Network identified as public when multiple network adapters present

Any ideas why this is happening?

Yes. Windows Server has a service called Network Location Awareness (NLA) that determines what network that computer is connected to a very general sense, sets a Network Profile (Public, Private, Domain) which in turns actives a wide array of default settings.

When the SAN1-4 network cards are enabled, Windows identifies the LAN network as a public network and bang - firewall gets in the way.

This is odd. In Windows 7 / Windows Server 2008 R2 (and presumably Windows 8 / Windows Server 2012) you should be able to have per-interface Network Profiles assigned, thus your LAN interface can be using the Domain profile but your WAN interface using the Public profile. Consequently, I'm not sure why enabling your SAN NICs should change the Network Profile for your LAN NIC. One approach would be to see if you can figure out why you can't have multiple active profiles because as far as I remember you should be able to do this.

On the other hand, you probably just want your LAN NIC to be using the Domain Profile and your SAN NICs to be using the Public Profile (see @joequerty's comments) or even a custom Network Profile with corresponding firewall rules configured.

Here's what has to happen for the Domain Profile to be assigned to an interface:

If the Connection Specific DNS Name matches the “HKEY_Local_Machine\Software\Microsoft\Windows\CurrentVersion\Group Policy\History\NetworkName” registry key then the machine will attempt to contact a Domain Controller via LDAP. NLASVC does this by calling DsGetDcName on the forest root name and issuing an LDAP query on UDP port 389 to a root Domain Controller. The service expects to be able to connect to the PDC in the forest domain to populate the following registry subkey: HKEY_LOCAL_MACHINE\Software\Microsoft\Windows NT\CurrentVersion\NetworkList\Nla\Cache\IntranetForests. If both these steps succeed, you will get the Domain profile.

You can just force the default Network Profile assignment for unidentified networks with a GPO:

Computer Configuration->Windows Settings->Security Settings->Network List Manager Policies

See Disable Windows Server Network Locations? for more information.

I realize that this is an old thread but I figured I'd post a full solution that I just discovered by poking around with the above details. So I was having the same issue, all of my NICs were showing up under the Public Profile. I looked at the registry keys above and found that some data was missing at this location: “HKEY_Local_Machine\Software\Microsoft\Windows\CurrentVersion\Group Policy\History\NetworkName”

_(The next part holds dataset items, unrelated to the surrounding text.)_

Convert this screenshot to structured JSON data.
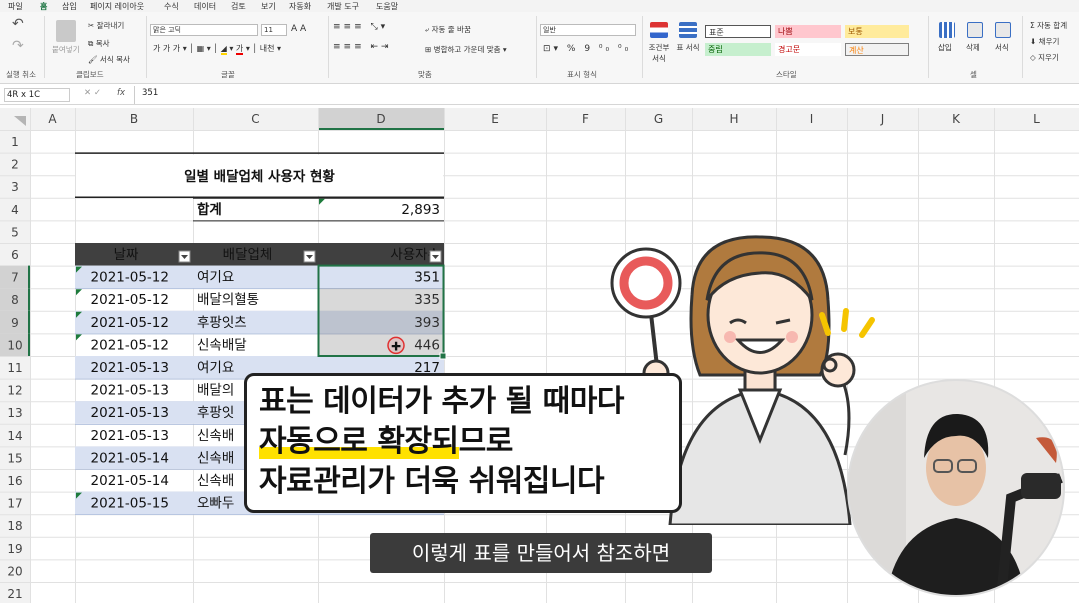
{
  "tabs": [
    "파일",
    "홈",
    "삽입",
    "페이지 레이아웃",
    "수식",
    "데이터",
    "검토",
    "보기",
    "자동화",
    "개발 도구",
    "도움말"
  ],
  "ribbon": {
    "undo_group": "실행 취소",
    "clipboard": {
      "paste": "붙여넣기",
      "cut": "잘라내기",
      "copy": "복사",
      "format_painter": "서식 복사",
      "label": "클립보드"
    },
    "font": {
      "name": "맑은 고딕",
      "size": "11",
      "label": "글꼴"
    },
    "alignment": {
      "wrap": "자동 줄 바꿈",
      "merge": "병합하고 가운데 맞춤",
      "label": "맞춤"
    },
    "number": {
      "format": "일반",
      "label": "표시 형식"
    },
    "styles": {
      "conditional": "조건부 서식",
      "table": "표 서식",
      "normal": "표준",
      "bad": "나쁨",
      "good": "보통",
      "neutral": "중립",
      "warning": "경고문",
      "calc": "계산",
      "label": "스타일"
    },
    "cells": {
      "insert": "삽입",
      "delete": "삭제",
      "format": "서식",
      "label": "셀"
    },
    "editing": {
      "autosum": "자동 합계",
      "fill": "채우기",
      "clear": "지우기"
    }
  },
  "formula_bar": {
    "name_box": "4R x 1C",
    "fx": "fx",
    "value": "351"
  },
  "columns": [
    "A",
    "B",
    "C",
    "D",
    "E",
    "F",
    "G",
    "H",
    "I",
    "J",
    "K",
    "L"
  ],
  "rows": [
    "1",
    "2",
    "3",
    "4",
    "5",
    "6",
    "7",
    "8",
    "9",
    "10",
    "11",
    "12",
    "13",
    "14",
    "15",
    "16",
    "17",
    "18",
    "19",
    "20",
    "21"
  ],
  "sheet": {
    "title": "일별 배달업체 사용자 현황",
    "total_label": "합계",
    "total_value": "2,893",
    "headers": [
      "날짜",
      "배달업체",
      "사용자수"
    ],
    "data": [
      [
        "2021-05-12",
        "여기요",
        "351"
      ],
      [
        "2021-05-12",
        "배달의혈통",
        "335"
      ],
      [
        "2021-05-12",
        "후팡잇츠",
        "393"
      ],
      [
        "2021-05-12",
        "신속배달",
        "446"
      ],
      [
        "2021-05-13",
        "여기요",
        "217"
      ],
      [
        "2021-05-13",
        "배달의",
        ""
      ],
      [
        "2021-05-13",
        "후팡잇",
        ""
      ],
      [
        "2021-05-13",
        "신속배",
        ""
      ],
      [
        "2021-05-14",
        "신속배",
        ""
      ],
      [
        "2021-05-14",
        "신속배",
        ""
      ],
      [
        "2021-05-15",
        "오빠두",
        ""
      ]
    ]
  },
  "overlay": {
    "lines": [
      "표는 데이터가 추가 될 때마다",
      "자동으로 확장되므로",
      "자료관리가 더욱 쉬워집니다"
    ],
    "subtitle": "이렇게 표를 만들어서 참조하면"
  },
  "colors": {
    "header_dark": "#404040",
    "band": "#d9e1f2",
    "selection": "#217346",
    "highlight": "#ffe100"
  }
}
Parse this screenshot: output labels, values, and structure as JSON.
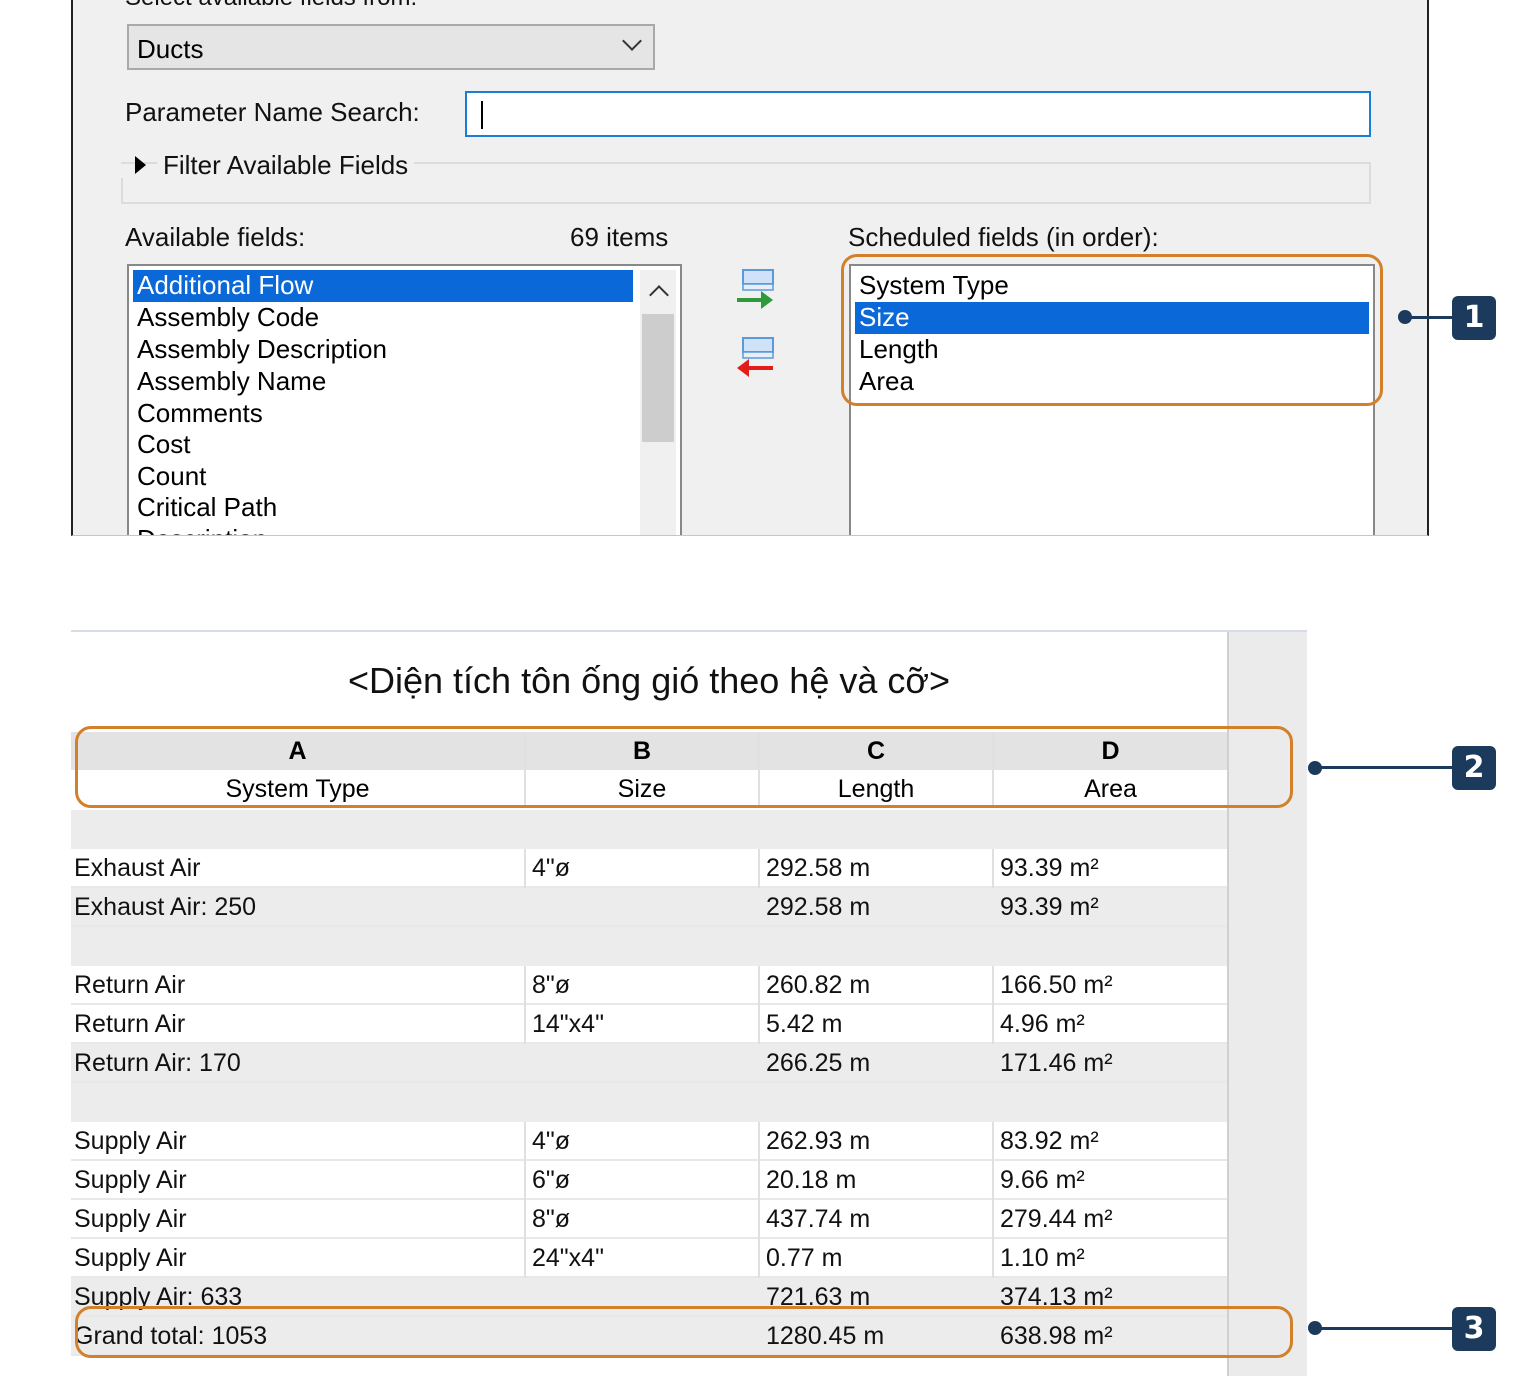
{
  "dialog": {
    "select_fields_from_label": "Select available fields from:",
    "category_value": "Ducts",
    "search_label": "Parameter Name Search:",
    "search_value": "",
    "filter_label": "Filter Available Fields",
    "available_label": "Available fields:",
    "available_count": "69 items",
    "scheduled_label": "Scheduled fields (in order):",
    "available_fields": [
      "Additional Flow",
      "Assembly Code",
      "Assembly Description",
      "Assembly Name",
      "Comments",
      "Cost",
      "Count",
      "Critical Path",
      "Description"
    ],
    "available_selected": "Additional Flow",
    "scheduled_fields": [
      "System Type",
      "Size",
      "Length",
      "Area"
    ],
    "scheduled_selected": "Size",
    "add_icon": "add-parameter-arrow-right",
    "remove_icon": "remove-parameter-arrow-left"
  },
  "schedule": {
    "title": "<Diện tích tôn ống gió theo hệ và cỡ>",
    "column_letters": [
      "A",
      "B",
      "C",
      "D"
    ],
    "column_names": [
      "System Type",
      "Size",
      "Length",
      "Area"
    ],
    "rows": [
      {
        "kind": "gap",
        "cells": [
          "",
          "",
          "",
          ""
        ]
      },
      {
        "kind": "data",
        "cells": [
          "Exhaust Air",
          "4\"ø",
          "292.58 m",
          "93.39 m²"
        ]
      },
      {
        "kind": "total",
        "cells": [
          "Exhaust Air: 250",
          "",
          "292.58 m",
          "93.39 m²"
        ]
      },
      {
        "kind": "gap",
        "cells": [
          "",
          "",
          "",
          ""
        ]
      },
      {
        "kind": "data",
        "cells": [
          "Return Air",
          "8\"ø",
          "260.82 m",
          "166.50 m²"
        ]
      },
      {
        "kind": "data",
        "cells": [
          "Return Air",
          "14\"x4\"",
          "5.42 m",
          "4.96 m²"
        ]
      },
      {
        "kind": "total",
        "cells": [
          "Return Air: 170",
          "",
          "266.25 m",
          "171.46 m²"
        ]
      },
      {
        "kind": "gap",
        "cells": [
          "",
          "",
          "",
          ""
        ]
      },
      {
        "kind": "data",
        "cells": [
          "Supply Air",
          "4\"ø",
          "262.93 m",
          "83.92 m²"
        ]
      },
      {
        "kind": "data",
        "cells": [
          "Supply Air",
          "6\"ø",
          "20.18 m",
          "9.66 m²"
        ]
      },
      {
        "kind": "data",
        "cells": [
          "Supply Air",
          "8\"ø",
          "437.74 m",
          "279.44 m²"
        ]
      },
      {
        "kind": "data",
        "cells": [
          "Supply Air",
          "24\"x4\"",
          "0.77 m",
          "1.10 m²"
        ]
      },
      {
        "kind": "total",
        "cells": [
          "Supply Air: 633",
          "",
          "721.63 m",
          "374.13 m²"
        ]
      },
      {
        "kind": "total",
        "cells": [
          "Grand total: 1053",
          "",
          "1280.45 m",
          "638.98 m²"
        ]
      }
    ]
  },
  "callouts": [
    "1",
    "2",
    "3"
  ],
  "colors": {
    "highlight": "#d2802a",
    "badge": "#1c3a5c",
    "selection": "#0a68d8",
    "search_focus": "#1a7fd4"
  }
}
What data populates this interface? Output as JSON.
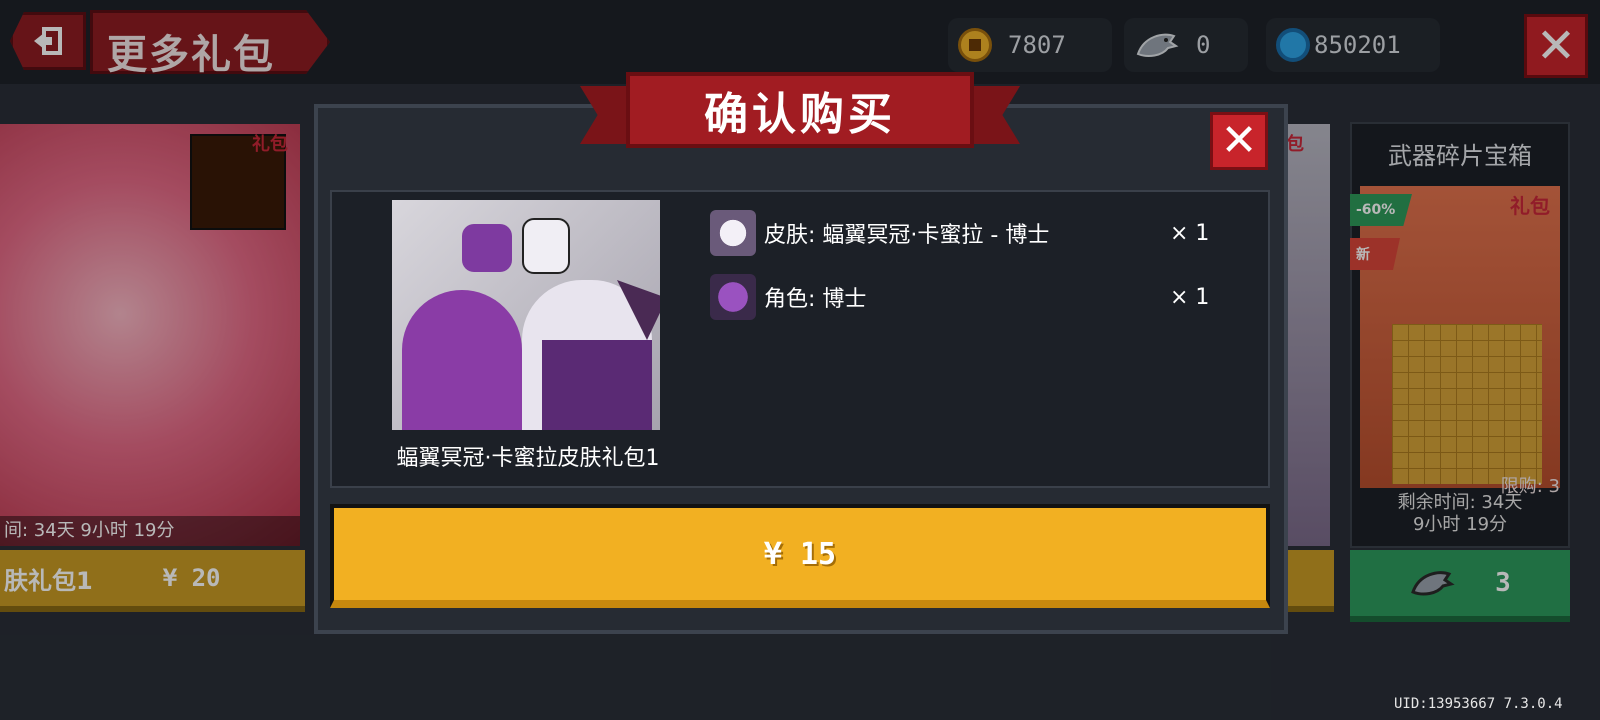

The "MachineDomain" key was populated with the correct domain but the "NetworkName" key was blank. I added the domain to the "NetworkName" key, set the PolicyOverdue REG_DWORD to 1 and restarted the Network Location Awareness service.

Now the correct NIC is in the Domain Profile.

You can change this on each interface via PowerShell. Each NIC in the machine receives it's own Index number that you can manually change using PowerShell in which you can then specify the Type of Network.

See this tutorial on how to do this via powershell: http://www.1337admin.org/windows-server/windows-server-2012-r2/change-network-location-using-powershell-in-windows/

I recently experienced this issue where my network would show up as Public rather than Domain, and it was because of NLA kept trying to authenticate on the non-LAN network cards first.

I resolved it by going into my Windows Services and setting the Network Location Awareness service to Automatic (Delayed Start) from Automatic.

It can also be resolved by restarting the adapter after the machine boots, but that doesn't seem as efficient.

Hopefully this can resolve the issue for others who have multiple NICs, only some of which are used for a LAN connection.

On an Oracle Virtualbox host (maybe VM also): disable VirtualBox Host-only Network adapter if you don't need it.